Summary of answer:
With regard to this issue, what is unanimously agreed upon to be prohibited is opening an account in a riba-based bank, depositing money in it, and taking the riba or interest that is paid on it.
As for simply opening an account in these banks without riba or interest – whether that means making deposits as well, or not – this is something concerning which the scholars differed; some of them disallow it and some permit it.
Undoubtedly the most prudent approach is not to open any account at all in any riba-based bank, except in cases of necessity.
One of the needs that make it permissible to do that is the need to protect one’s money, or if a person is a businessman and it will be detrimental to his commercial interests if he does not have any accounts in these banks, or his salary is deposited in such a bank and he cannot access it except by opening an account in that bank – and other considerable needs.
A number of trustworthy scholars have stated that a concession is granted allowing that in the case of need.

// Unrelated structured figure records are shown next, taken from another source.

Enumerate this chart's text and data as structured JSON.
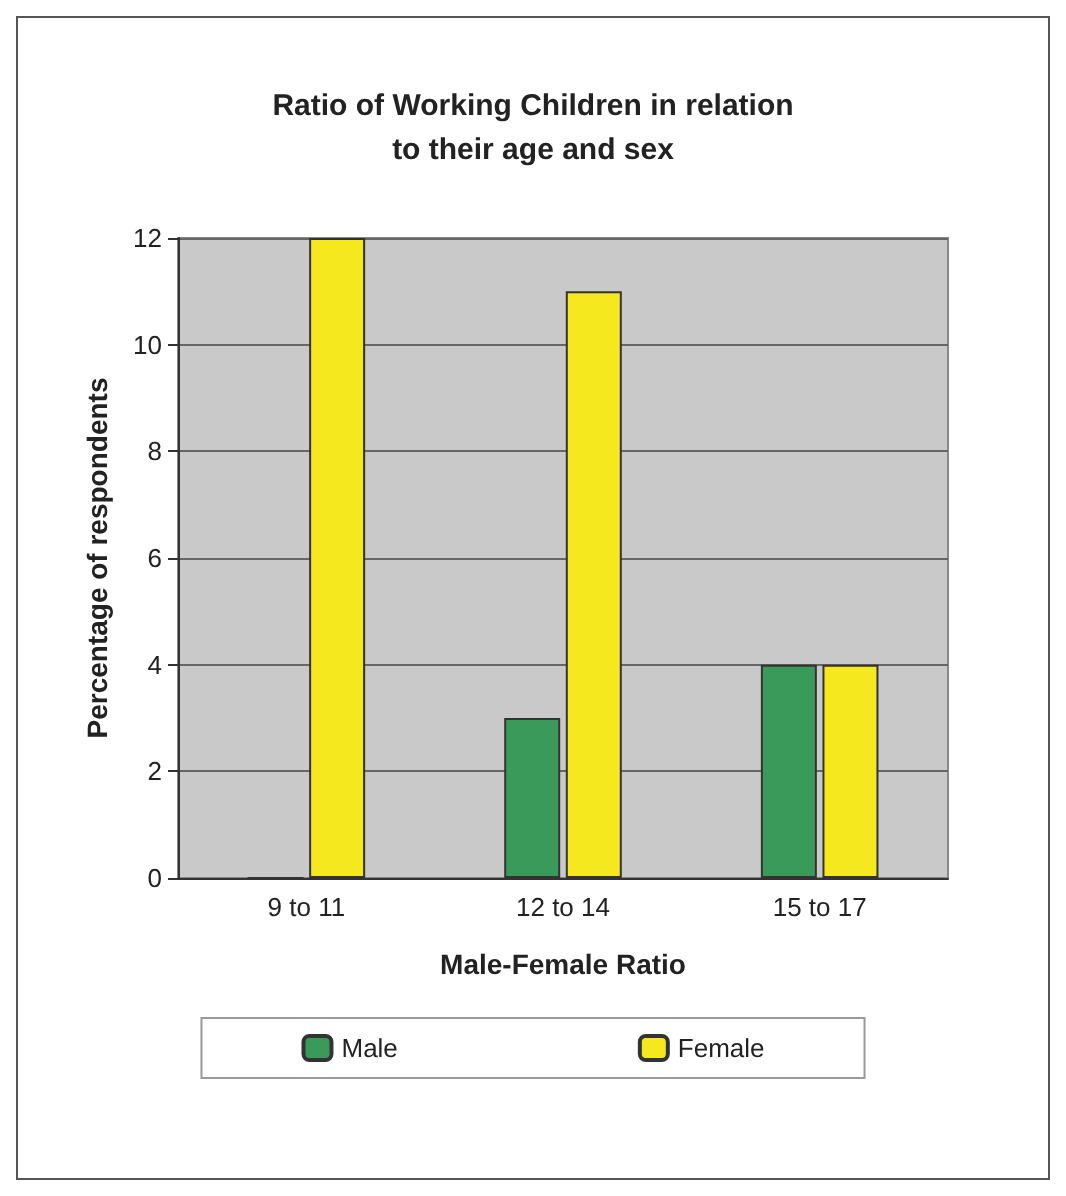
{
  "chart_data": {
    "type": "bar",
    "title": "Ratio of Working Children in relation\nto their age and sex",
    "xlabel": "Male-Female Ratio",
    "ylabel": "Percentage of respondents",
    "categories": [
      "9 to 11",
      "12 to 14",
      "15 to 17"
    ],
    "series": [
      {
        "name": "Male",
        "color": "#3a9a5a",
        "values": [
          0,
          3,
          4
        ]
      },
      {
        "name": "Female",
        "color": "#f5e81e",
        "values": [
          12,
          11,
          4
        ]
      }
    ],
    "ylim": [
      0,
      12
    ],
    "yticks": [
      0,
      2,
      4,
      6,
      8,
      10,
      12
    ],
    "grid": "y",
    "legend": "bottom"
  }
}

One of the questions addressed by a charitable organisation called Jam‘iyyat al-Birr to the Standing Committee for Issuing Fatwas had to do with the fact that the organisation has a number of accounts in local banks, for the purpose of making it easy for donations, subscriptions, zakaah, charity and other funds to reach the organisation via its various accounts, and so as to make it easy for individuals, banks and companies to make payments, as the organisation’s accounts were accessible to every organisation or individual. We are presenting this case to you, so that you may advise us as you see fit.
The response was:
There is nothing wrong with opening bank accounts for a charitable or other organisation, if the purpose in doing so is what is mentioned in the question, because that makes things easier for people and removes hindrances. What is prohibited is to open an account for the purpose of prohibited types of investment and taking riba or interest payments on the deposits, because of the hadith which says that the Messenger of Allah cursed the one who consumes riba, the one who pays it, the two who witness it and the one who writes it down.
End quote from Fataawa al-Lajnah ad-Daa’imah (13/375)
Shaykh Ibn Baaz (may Allah have mercy on him) said:
There is nothing wrong with putting money in banks without interest, if there is a need to do so, but if it is possible to deposit it in other types of banks, that is more prudent and is better, acting in accordance with the words of the Prophet (blessings and peace of Allah be upon him): “Leave that which makes you doubtful that which does not make you doubt.” And he (blessings and peace of Allah be upon him) said: “Whoever avoids that which is dubious will have protected his religious commitment and his honour.”
End quote from Majmoo‘ Fataawa Ibn Baaz (19/413).
Shaykh Ibn ‘Uthaymeen (may Allah have mercy on him) said: If you need to open an account in a riba-based bank, there is nothing wrong with it, but if you do not need to do so, then do not do it.
End quote from Liqa’ al-Baab al-Maftooh (22/180).
Shaykh ‘Abd al-‘Azeez ar-Raajihi was asked:
What is the ruling on opening a current account in riba-based banks if one does not take the interest that is paid on it?
He said: If a person needs to do that or is compelled to do so, there is nothing wrong with it, but he should not take the interest. But if he can do without that, that is preferable.